By Michael Tutton and Keith Doucette
Opposition politicians and the mayor of a Nova Scotia municipality devastated by floods say the province should order an external review of the response to the recent disaster.
Both of Nova Scotia’s opposition parties, along with two flooding experts, were in agreement Thursday about the need for the review to be carried out by an outside expert.
“If we are going to achieve what we need to, we need to have climate experts, we need to have independent experts come in and help modernize our emergency management system,” Liberal Leader Zach Churchill said. Churchill called the current system “outdated” because it was designed before the province became subject to frequent extreme weather events.
NDP member Gary Burrill, the former party leader, said it all boils down to confidence in the system. “Public confidence would be deepened and better ensured by having an independent external review,” he said.
On Wednesday, Premier Tim Houston suggested that he was having senior officials conduct an internal review and look into the possibility of allowing municipal emergency management officials to send out emergency alerts directly. Currently Ready Alert requests have to pass through the province.
“I’ve instructed EMO to meet with fire chiefs, police chiefs, municipalities … and have a frank discussion about how we can move forward and decentralize, and to what extent they would want that,” he said.
Among the issues in the flooding response, firefighters have criticized a two-hour delay between the first call for a public alert from the volunteer fire department in Brooklyn, N.S., and the transmission of the alert by the provincial Emergency Management Office at 3:06 a.m. on July 22.
The RCMP have said two vehicles were swept off a road into a hayfield near Brooklyn, located northwest of Halifax, on July 22 between 3 a.m. and 3:30 a.m. Two six-year-old children – Colton Sisco and Natalie Harnish – died, as did 14-year-old Terri-Lynn Keddy and 52-year-old Nicholas Holland.
Mayor Abraham Zebian, whose municipality of West Hants includes Brooklyn, said an independent review is needed to establish the facts on the emergency alert and on inadequate cellular service in the area, which slowed communication among first responders.
As for the premier’s suggestion of having municipal emergency officials directly send alerts, “West Hants welcomes improvements to the alert system,” Zebian said in an email, “but we do not accept passing the buck on to municipalities.”
Blair Feltmate, director of the Intact Centre on Climate Adaptation at the University of Waterloo, echoed the call for an external review, saying there were clear signals of wider problems with Nova Scotia’s flooding response system.
His centre gave Nova Scotia a grade of C in a 2019 study assessing provinces’ flooding preparedness. It noted the province was the only one in Atlantic Canada that delegates responsibility for flood plain mapping to local governments and that the province “does not provide incentives for the relocation of developments from flood plain zones.”
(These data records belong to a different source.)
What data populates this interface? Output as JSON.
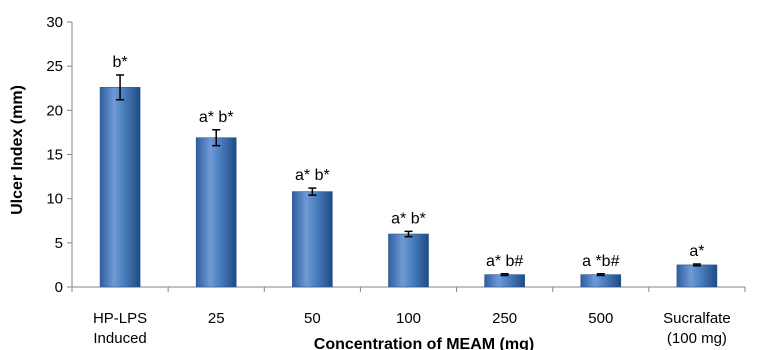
{
  "chart_data": {
    "type": "bar",
    "title": "",
    "xlabel": "Concentration of MEAM (mg)",
    "ylabel": "Ulcer Index (mm)",
    "ylim": [
      0,
      30
    ],
    "yticks": [
      0,
      5,
      10,
      15,
      20,
      25,
      30
    ],
    "grid": false,
    "bar_color": "#4a7ebf",
    "categories": [
      [
        "HP-LPS",
        "Induced"
      ],
      [
        "25"
      ],
      [
        "50"
      ],
      [
        "100"
      ],
      [
        "250"
      ],
      [
        "500"
      ],
      [
        "Sucralfate",
        "(100 mg)"
      ]
    ],
    "values": [
      22.6,
      16.9,
      10.8,
      6.0,
      1.4,
      1.4,
      2.5
    ],
    "errors": [
      1.4,
      0.9,
      0.4,
      0.3,
      0.1,
      0.1,
      0.1
    ],
    "data_labels": [
      "b*",
      "a* b*",
      "a* b*",
      "a* b*",
      "a* b#",
      "a *b#",
      "a*"
    ]
  }
}
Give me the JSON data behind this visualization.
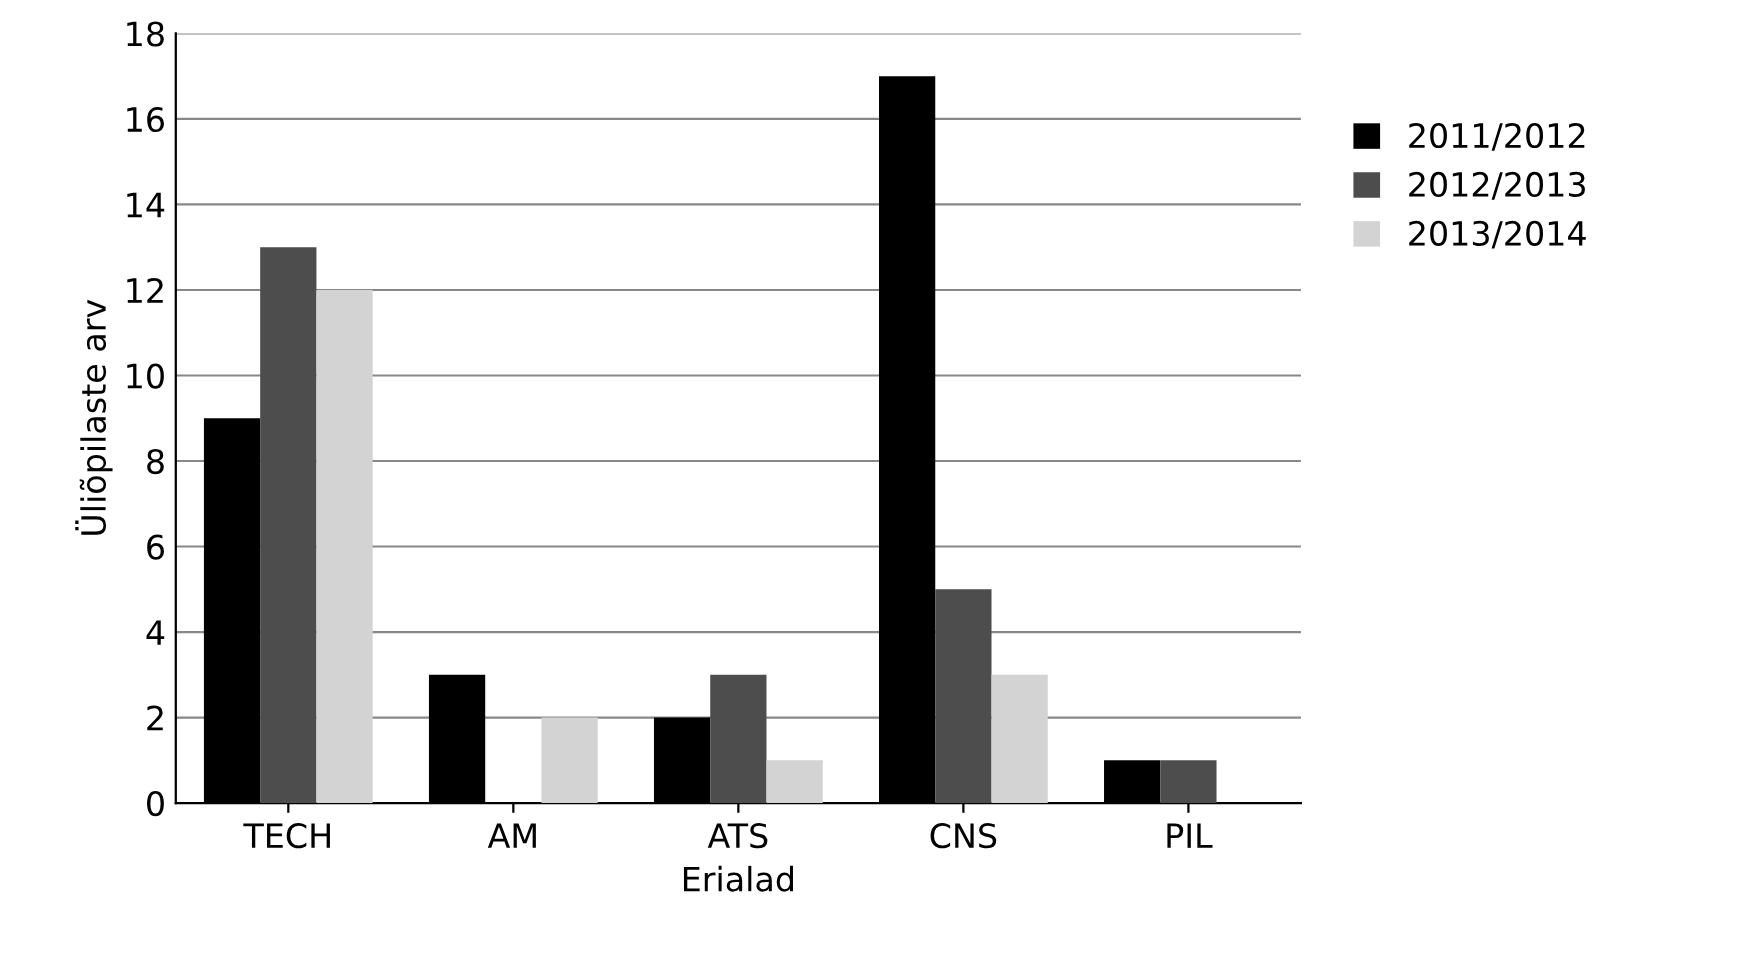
{
  "chart_data": {
    "type": "bar",
    "xlabel": "Erialad",
    "ylabel": "Üliõpilaste arv",
    "categories": [
      "TECH",
      "AM",
      "ATS",
      "CNS",
      "PIL"
    ],
    "series": [
      {
        "name": "2011/2012",
        "color": "#000000",
        "values": [
          9,
          3,
          2,
          17,
          1
        ]
      },
      {
        "name": "2012/2013",
        "color": "#4d4d4d",
        "values": [
          13,
          0,
          3,
          5,
          1
        ]
      },
      {
        "name": "2013/2014",
        "color": "#d3d3d3",
        "values": [
          12,
          2,
          1,
          3,
          0
        ]
      }
    ],
    "ylim": [
      0,
      18
    ],
    "yticks": [
      0,
      2,
      4,
      6,
      8,
      10,
      12,
      14,
      16,
      18
    ],
    "grid": "y",
    "legend": "right"
  }
}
In an interview Thursday, Feltmate said it’s fine to delegate responsibility to local officials during flooding, but those officials “must be given training and resources to do the job, and on (an) annual basis there should be a provincewide review to ensure resources are up to date and adequate.”
He also called on the province to create a “chief resiliency officer” reporting directly to the premier, in light of the “trifecta of flooding, wildfires and extreme heat” that have hit the province in the past year.
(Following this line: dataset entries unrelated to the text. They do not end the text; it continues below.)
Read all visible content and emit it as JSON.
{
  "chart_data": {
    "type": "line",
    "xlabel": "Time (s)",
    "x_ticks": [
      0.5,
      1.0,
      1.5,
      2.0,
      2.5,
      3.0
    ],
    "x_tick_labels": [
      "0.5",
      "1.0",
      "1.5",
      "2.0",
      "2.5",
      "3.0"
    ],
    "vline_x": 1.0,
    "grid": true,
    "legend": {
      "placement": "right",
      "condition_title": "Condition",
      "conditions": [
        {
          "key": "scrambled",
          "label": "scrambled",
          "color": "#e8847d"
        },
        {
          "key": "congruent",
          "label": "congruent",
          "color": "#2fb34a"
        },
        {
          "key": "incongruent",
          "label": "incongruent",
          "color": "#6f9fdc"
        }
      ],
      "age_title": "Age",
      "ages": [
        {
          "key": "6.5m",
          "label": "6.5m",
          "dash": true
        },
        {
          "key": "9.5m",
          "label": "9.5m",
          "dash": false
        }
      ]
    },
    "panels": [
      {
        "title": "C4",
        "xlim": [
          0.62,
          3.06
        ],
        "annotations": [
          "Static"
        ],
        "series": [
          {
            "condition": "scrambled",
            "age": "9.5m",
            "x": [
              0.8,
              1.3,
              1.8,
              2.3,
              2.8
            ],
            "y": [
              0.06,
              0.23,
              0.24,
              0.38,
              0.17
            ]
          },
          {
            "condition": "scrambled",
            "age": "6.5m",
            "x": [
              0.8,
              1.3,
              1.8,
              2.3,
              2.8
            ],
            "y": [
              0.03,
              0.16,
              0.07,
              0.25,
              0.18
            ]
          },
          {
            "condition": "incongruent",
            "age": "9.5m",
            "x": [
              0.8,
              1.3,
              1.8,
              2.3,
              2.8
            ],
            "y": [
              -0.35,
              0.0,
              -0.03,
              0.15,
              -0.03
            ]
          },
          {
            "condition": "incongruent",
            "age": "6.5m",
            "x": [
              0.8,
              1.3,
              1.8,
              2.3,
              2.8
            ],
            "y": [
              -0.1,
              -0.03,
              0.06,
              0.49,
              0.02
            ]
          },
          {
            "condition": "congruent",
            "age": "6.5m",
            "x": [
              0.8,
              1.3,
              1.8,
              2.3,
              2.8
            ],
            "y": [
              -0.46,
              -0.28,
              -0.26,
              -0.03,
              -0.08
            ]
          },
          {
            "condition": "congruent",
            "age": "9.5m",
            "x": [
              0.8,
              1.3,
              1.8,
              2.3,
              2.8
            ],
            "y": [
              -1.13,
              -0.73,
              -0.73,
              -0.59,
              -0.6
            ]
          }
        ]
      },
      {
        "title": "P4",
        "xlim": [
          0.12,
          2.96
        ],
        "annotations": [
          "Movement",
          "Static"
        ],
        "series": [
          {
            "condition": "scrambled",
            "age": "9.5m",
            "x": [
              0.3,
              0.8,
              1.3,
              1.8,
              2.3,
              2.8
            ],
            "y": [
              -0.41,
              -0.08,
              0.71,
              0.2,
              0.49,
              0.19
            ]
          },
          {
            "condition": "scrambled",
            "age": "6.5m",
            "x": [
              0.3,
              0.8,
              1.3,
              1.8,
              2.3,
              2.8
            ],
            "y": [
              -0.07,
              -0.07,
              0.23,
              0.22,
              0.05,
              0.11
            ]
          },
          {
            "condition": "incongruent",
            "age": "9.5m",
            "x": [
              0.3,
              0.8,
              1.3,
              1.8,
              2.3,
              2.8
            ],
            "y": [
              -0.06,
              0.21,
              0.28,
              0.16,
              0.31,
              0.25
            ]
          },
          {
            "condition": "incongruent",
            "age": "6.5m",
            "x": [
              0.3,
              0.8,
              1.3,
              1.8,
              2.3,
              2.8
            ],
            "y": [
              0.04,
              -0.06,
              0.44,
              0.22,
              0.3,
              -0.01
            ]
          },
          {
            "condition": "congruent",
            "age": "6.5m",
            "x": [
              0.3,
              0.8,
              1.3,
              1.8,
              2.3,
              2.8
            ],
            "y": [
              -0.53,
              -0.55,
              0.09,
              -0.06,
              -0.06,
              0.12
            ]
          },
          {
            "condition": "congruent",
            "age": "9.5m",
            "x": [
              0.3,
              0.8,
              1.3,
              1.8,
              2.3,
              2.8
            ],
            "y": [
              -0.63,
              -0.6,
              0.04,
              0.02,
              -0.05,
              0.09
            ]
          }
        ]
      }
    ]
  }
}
Doug McNeil, an independent consultant who wrote a 2019 study on flooding in 23 Ontario municipalities, said an external review could look at less obvious issues, such as what data the emergency managers have to work with.
“Flood plain maps are hugely important to know where your gaps are in responding,” he said in an interview Thursday. “You can’t eliminate human error, but part of the problem is, what data were you relying on?”
John Lohr, Nova Scotia’s minister responsible for the Emergency Management Office, confirmed following cabinet Thursday that Houston had ordered an internal review of the system. Asked whether an independent review was needed, Lohr didn’t dismiss the idea out of hand.
“I’m not sure,” he said. “We will take this first step and see where we end up. We are willing to look at every aspect of it (alert response).”